The sale of sex toys, and the slowly increasing rate of their purchase and usage, looks set to stir up fierce debate about whether they are obscene and immoral, or just a way of spicing up an adult’s sex life.
*The names of sources have been changed to protect their identity.
Impact on relationships
Any normal person has sexual desires. Given the nature of the economy, some partners tend to work distant from their partners. If one’s partner is not around, one might find it hard to tame their sexual desires. Some resort to masturbation. Others buy sex toys. Some people live a single life and yet desire sex so they buy toys.
For some, using toys is a way of HIV and other disease prevention. It could be preferable to use a sex toy instead of sleeping with a man who has multiple sex partners.
In relationships, sex toys could be used if one is not satisfied sexually but doesn’t want to stray from the relationship. However, such couples need to see a sex therapist or go through counseling if there are communication problems. Using sex toys could cause conflict where one derives more satisfaction from a toy than their partner.
Much as there are many reasons for using sex toys, individuals have the ability to control their sexual desires because sex begins in the brain.
David Kavuma, Lecturer and Counselling Psychologist with Mildmay Centre and Adonai Counsellers and Training
I use dildos: A customer’s experience
I bought a dildo one year ago from my friend who owns a shop that sells sex toys.
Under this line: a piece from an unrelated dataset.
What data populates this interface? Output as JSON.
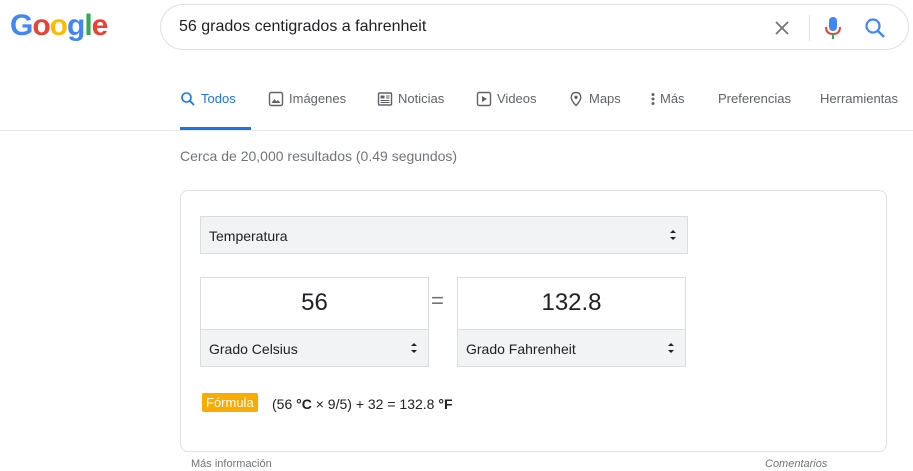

I was supporting my friend’s business but I also wanted some excitement. The dildo cost Shs50, 000. When I bought it, I didn’t use it immediately. I kept it until one day when I was bored. I got it out and decided to try it.
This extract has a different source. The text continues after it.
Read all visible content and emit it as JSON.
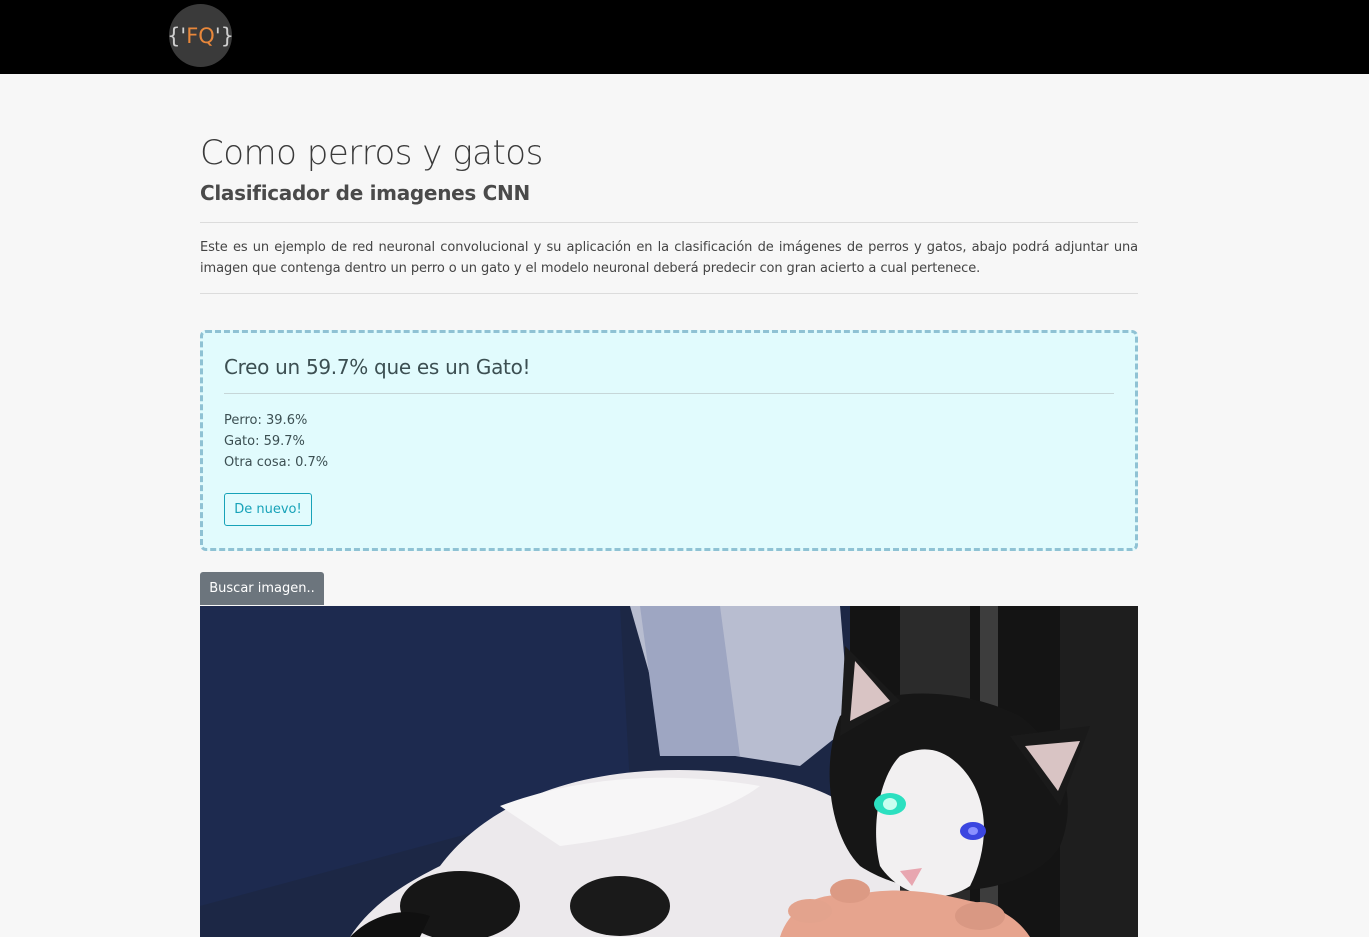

Even though I am married, my husband does not know that I own this dildo. It is my little secret. I use it during the day when my husband is not at home. Using the dildo does not change anything in my relationship. Of course, because this is a plastic thing, it can never be the same as having sex with an actual person. It is just exciting to have a secret that nobody else knows about. With this dildo, I can do things that I would ordinarily be too shy to do with anybody else, including my husband.